Never mind the West Nile Virus – which has only claimed four lives in Orange County and has mostly sickened homeless people who sleep outdoors. A far more serious disease has arrived in California and it targets our children. I am referring to Enterovirus D68.
The California Department of Public Health (CDPH) confirmed four Enterovirus D68 (EV-D68) cases in patients in San Diego (3) and Ventura (1) counties earlier this month.
The four Enterovirus D68 cases are the first confirmed cases in California in 2014 due to EV-D68. But the USA Today reported back in February of this year that “A mysterious polio-like syndrome has affected as many as 25 California children, leaving them with paralyzed limbs and little hope of recovery.” That article stated that the disease was not identified but was thought to be an Enterovirus.
There are by the way other specimens from throughout the state being tested at CDPH labs.
More cases are anticipated in the coming weeks.
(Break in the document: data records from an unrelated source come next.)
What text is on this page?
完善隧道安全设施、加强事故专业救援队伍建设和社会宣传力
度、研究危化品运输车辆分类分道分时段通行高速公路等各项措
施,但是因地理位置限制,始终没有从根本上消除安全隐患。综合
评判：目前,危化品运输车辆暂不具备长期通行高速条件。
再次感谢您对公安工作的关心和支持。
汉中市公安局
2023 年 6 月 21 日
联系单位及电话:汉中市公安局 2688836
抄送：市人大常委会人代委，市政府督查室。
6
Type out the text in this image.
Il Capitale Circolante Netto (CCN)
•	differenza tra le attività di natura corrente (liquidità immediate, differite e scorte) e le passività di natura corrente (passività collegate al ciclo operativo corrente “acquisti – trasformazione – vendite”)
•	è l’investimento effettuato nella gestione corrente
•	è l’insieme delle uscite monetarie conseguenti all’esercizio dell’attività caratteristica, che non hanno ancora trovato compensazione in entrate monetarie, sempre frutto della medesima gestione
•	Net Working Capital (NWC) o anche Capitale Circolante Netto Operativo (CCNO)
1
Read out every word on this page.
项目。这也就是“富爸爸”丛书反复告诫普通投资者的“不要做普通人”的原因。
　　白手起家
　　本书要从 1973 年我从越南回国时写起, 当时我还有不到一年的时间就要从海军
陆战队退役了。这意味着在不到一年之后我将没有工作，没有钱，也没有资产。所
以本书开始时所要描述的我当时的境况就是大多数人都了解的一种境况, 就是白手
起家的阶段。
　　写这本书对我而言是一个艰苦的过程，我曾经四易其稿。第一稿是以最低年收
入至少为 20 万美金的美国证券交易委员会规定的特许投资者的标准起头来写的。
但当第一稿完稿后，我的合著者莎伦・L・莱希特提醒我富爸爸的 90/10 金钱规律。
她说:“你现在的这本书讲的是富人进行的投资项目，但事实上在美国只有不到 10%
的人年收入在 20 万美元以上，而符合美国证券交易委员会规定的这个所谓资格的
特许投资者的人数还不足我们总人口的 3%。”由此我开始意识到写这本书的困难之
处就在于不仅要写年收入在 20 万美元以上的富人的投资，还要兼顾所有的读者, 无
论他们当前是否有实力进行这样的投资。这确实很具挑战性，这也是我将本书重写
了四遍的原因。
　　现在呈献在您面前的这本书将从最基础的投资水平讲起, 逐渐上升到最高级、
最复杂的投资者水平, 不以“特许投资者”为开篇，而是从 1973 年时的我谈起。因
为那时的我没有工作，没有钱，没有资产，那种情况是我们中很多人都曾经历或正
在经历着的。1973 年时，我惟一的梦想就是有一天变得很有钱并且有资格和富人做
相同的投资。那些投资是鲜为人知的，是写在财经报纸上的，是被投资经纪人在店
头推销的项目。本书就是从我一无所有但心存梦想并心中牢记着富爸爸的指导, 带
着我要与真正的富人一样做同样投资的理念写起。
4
CDPH has asked local health departments to submit samples from all rhinovirus/enterovirus positive specimens from hospitalized children less than 18 years of age or from clusters of cases of any age to CDPH for further typing. Several specimens have been received by CDPH for testing, and testing is underway.
“We are not surprised to find EV-D68 causing some illnesses in California given the apparent widespread nature of this virus in other parts of the country,” said Dr. Chapman.
EV-D68 causes respiratory illness and the virus likely spreads from person to person when an infected person coughs, sneezes, or touches contaminated surfaces. Symptoms of EV-D68 include fever (although fever may not be present), runny nose, sneezing, cough, and body and muscle aches. Some children have more serious illness with breathing difficulty and wheezing, particularly children with a history of asthma.
Parents should seek medical attention immediately for children who are having any breathing difficulty (wheezing, difficulty speaking or eating, belly pulling in with breaths, blueness around the lips), particularly if the child suffers from asthma. There is no specific treatment for persons with EV-D68, nor is there a vaccine to prevent it. However, everyone six months of age and older should receive influenza vaccine every year to protect themselves against that important cause of respiratory disease.
The best way to prevent transmission of enteroviruses is to:
• Wash hands often with soap and water for 20 seconds, especially after changing diapers.
• Avoid touching eyes, nose and mouth with unwashed hands.
• Avoid kissing, hugging, and sharing cups or eating utensils with people who are sick.
• Disinfect frequently touched surfaces, such as toys and doorknobs, especially if someone is sick.
Additional information about EV-D68 can be found on the CDC website.